The Value of Human Expertise in Translation: Beyond Artificial Intelligence

Jun 11, 2023
Equipo de Suma

In an increasingly globalized world, effective communication in different languages has become essential for businesses. With the advancement of technology, many companies are turning to artificial intelligence (AI)-based translation solutions to improve the quality and efficiency of their translation processes.

AI has enabled the quick and accurate translation of documents, representing a significant breakthrough in the field of translation. However, this does not mean that all translations done with AI are flawless. While the technology has improved significantly, there are still certain limitations that can only be overcome with human intervention.

Neural Machine Translation (NMT) is one of the most widely used technologies in AI-based translation. This system uses machine learning algorithms to predict the probability of specific word sequences and improve translation quality. As the system translates more documents, it adapts and becomes more accurate.

Users can also contribute to enhancing the quality of AI translations. They can import previous translations to teach the NMT engines the connections between source and target languages. The more feedback is provided to the NMT platform, the more precise it becomes in selecting appropriate terms and correcting errors.

Despite the advances of AI in translation, the role of the human translator remains crucial. Traditional translators can leverage the benefits of AI to increase productivity and tackle more complex tasks. AI can handle repetitive translation tasks, allowing translators to focus on more creative and intricate aspects of their work.
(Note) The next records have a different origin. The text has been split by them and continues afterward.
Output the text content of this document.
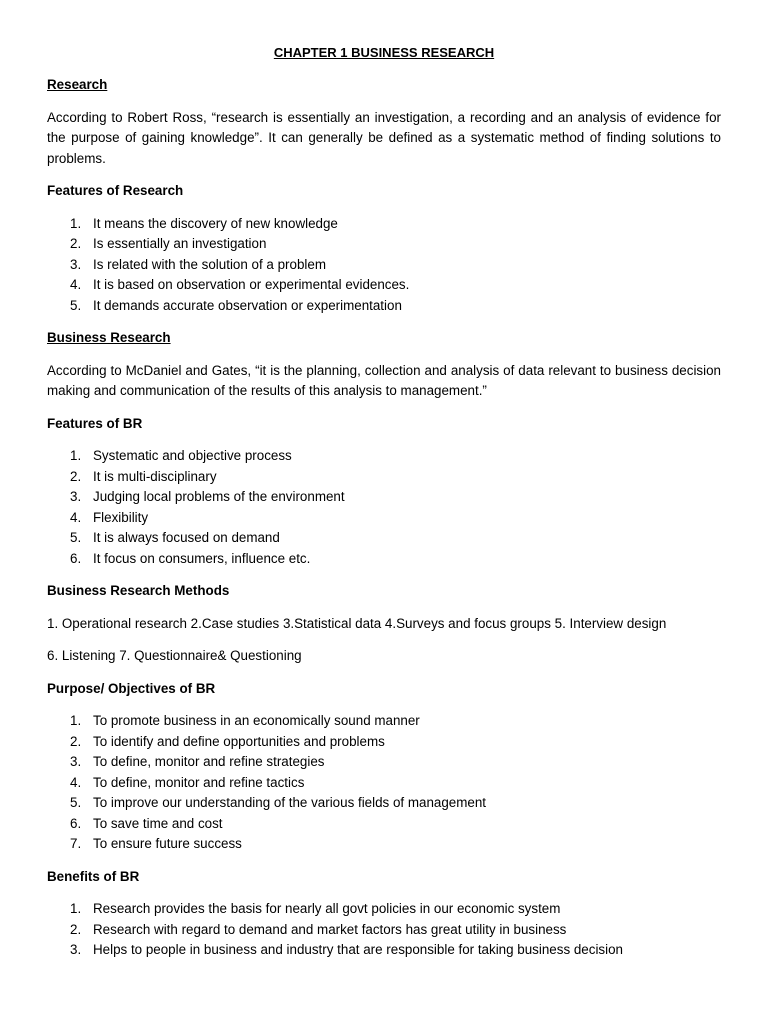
CHAPTER 1 BUSINESS RESEARCH
Research
According to Robert Ross, “research is essentially an investigation, a recording and an analysis of evidence for the purpose of gaining knowledge”. It can generally be defined as a systematic method of finding solutions to problems.
Features of Research
1. It means the discovery of new knowledge
2. Is essentially an investigation
3. Is related with the solution of a problem
4. It is based on observation or experimental evidences.
5. It demands accurate observation or experimentation
Business Research
According to McDaniel and Gates, “it is the planning, collection and analysis of data relevant to business decision making and communication of the results of this analysis to management.”
Features of BR
1. Systematic and objective process
2. It is multi-disciplinary
3. Judging local problems of the environment
4. Flexibility
5. It is always focused on demand
6. It focus on consumers, influence etc.
Business Research Methods
1. Operational research 2.Case studies 3.Statistical data 4.Surveys and focus groups 5. Interview design
6. Listening 7. Questionnaire& Questioning
Purpose/ Objectives of BR
1. To promote business in an economically sound manner
2. To identify and define opportunities and problems
3. To define, monitor and refine strategies
4. To define, monitor and refine tactics
5. To improve our understanding of the various fields of management
6. To save time and cost
7. To ensure future success
Benefits of BR
1. Research provides the basis for nearly all govt policies in our economic system
2. Research with regard to demand and market factors has great utility in business
3. Helps to people in business and industry that are responsible for taking business decision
However, it is important to note that AI translation is not perfect, and human intervention is still necessary to ensure translation quality. Here are five ways to improve the quality of AI translations:

  1. Determine what “quality” means for the organization: Each company has its own needs and requirements regarding translation quality. It is important to define which aspects are most relevant, such as accuracy, coherence, confidentiality, delivery time, and compliance with regulations.
  2. Establish a feedback process: Implementing AI translation software is a long-term investment. It is necessary to establish a feedback system between the IT department and translators to identify areas for improvement and adapt the software to the specific needs of the company.
  3. Ensure the source text is error-free: Before using AI to translate a text, it is important to review and edit it for accuracy. Typos, grammatical errors, and a clear and concise writing style should be addressed.
  4. Regularly update the base data: The quality of AI translations depends on the quality of the training data. It is necessary to use large databases, translation memories, and relevant text corpora to improve translation quality. The software should also be customized with industry-specific terminology and undergo periodic testing.
  5. Finish the process with traditional revision by language and communication experts: Post-editing corrections: Corrections made by human translators are essential to improving the quality of AI translations in the long run. These corrections help the system learn and improve through machine learning.

AI has revolutionized the field of translation, enabling quick and accurate translations. However, human intervention remains essential to ensure the quality and suitability of translations for each company’s needs. The combination of AI technology and human expertise in translation and content localization is the key to achieving optimal and effective results in a globalized world.